India’s market regulator SEBI proposed new rules that put the burden of proof on the accused in some cases of insider trading, front running and similar violations, as use of encrypted or disappearing communication and untraceable funding arrangements impede the watchdog’s ability to make and win cases.

An unusual trading pattern — involving substantial change in risk or abnormal profits — that coincides with material non-public information on a security will amount to suspicious activity unless the alleged violator can rebut with evidence, the SEBI said in a consultation paper on Thursday.

Cases of abnormal trading

SEBI cited 97 instances of abnormal trading, such as repeated, concentrated, positions taken by an entity ahead of news events at a company, but said no cases could be established partly due to lack of communication evidence. 

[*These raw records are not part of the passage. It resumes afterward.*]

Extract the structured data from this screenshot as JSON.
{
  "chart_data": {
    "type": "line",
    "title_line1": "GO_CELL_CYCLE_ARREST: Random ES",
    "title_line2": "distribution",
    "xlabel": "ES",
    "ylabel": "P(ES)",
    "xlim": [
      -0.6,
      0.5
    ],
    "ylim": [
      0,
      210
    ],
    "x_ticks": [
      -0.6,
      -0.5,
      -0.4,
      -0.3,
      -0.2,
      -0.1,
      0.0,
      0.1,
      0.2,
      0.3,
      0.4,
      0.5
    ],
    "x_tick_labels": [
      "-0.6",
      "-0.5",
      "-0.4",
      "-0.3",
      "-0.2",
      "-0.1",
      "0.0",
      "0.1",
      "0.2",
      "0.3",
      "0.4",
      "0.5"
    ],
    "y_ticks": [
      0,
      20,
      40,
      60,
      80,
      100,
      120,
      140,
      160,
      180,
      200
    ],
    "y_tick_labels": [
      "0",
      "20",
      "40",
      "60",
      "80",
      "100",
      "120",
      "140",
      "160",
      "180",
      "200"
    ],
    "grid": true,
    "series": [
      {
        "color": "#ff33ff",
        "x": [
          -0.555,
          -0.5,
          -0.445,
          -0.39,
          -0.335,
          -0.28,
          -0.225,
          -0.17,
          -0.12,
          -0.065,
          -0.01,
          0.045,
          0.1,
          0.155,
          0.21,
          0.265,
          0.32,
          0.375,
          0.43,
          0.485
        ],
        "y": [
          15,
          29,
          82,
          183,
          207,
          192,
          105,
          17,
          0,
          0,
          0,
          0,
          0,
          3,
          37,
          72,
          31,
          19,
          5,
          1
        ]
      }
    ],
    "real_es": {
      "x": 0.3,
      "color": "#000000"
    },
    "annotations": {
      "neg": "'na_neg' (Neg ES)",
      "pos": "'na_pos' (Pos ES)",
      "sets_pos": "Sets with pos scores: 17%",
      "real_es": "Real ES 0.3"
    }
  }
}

The proposed regulation is a useful device to overcome judicial pronouncements that require more persuasive evidence, said Shruti Rajan, partner at Mumbai-based law firm Trilegal. But many legitimate traders will have to go through the motions of explaining their trades to SEBI, and with no proposed time limits or limitation periods for investigations, the process itself may often feel interminable, she said. 

Deeming provisions are not new. SEBI in its paper pointed to similar provisions in income tax law on unexplained cash credits as well as to US securities law.

Globalized money trails and tech innovations have prompted more lawmakers and regulators to make such moves, said Amit Desai, a criminal defense lawyer. 

“When burden of proof shifts, it needs more clear, objective standards to function as safeguards,” Desai said.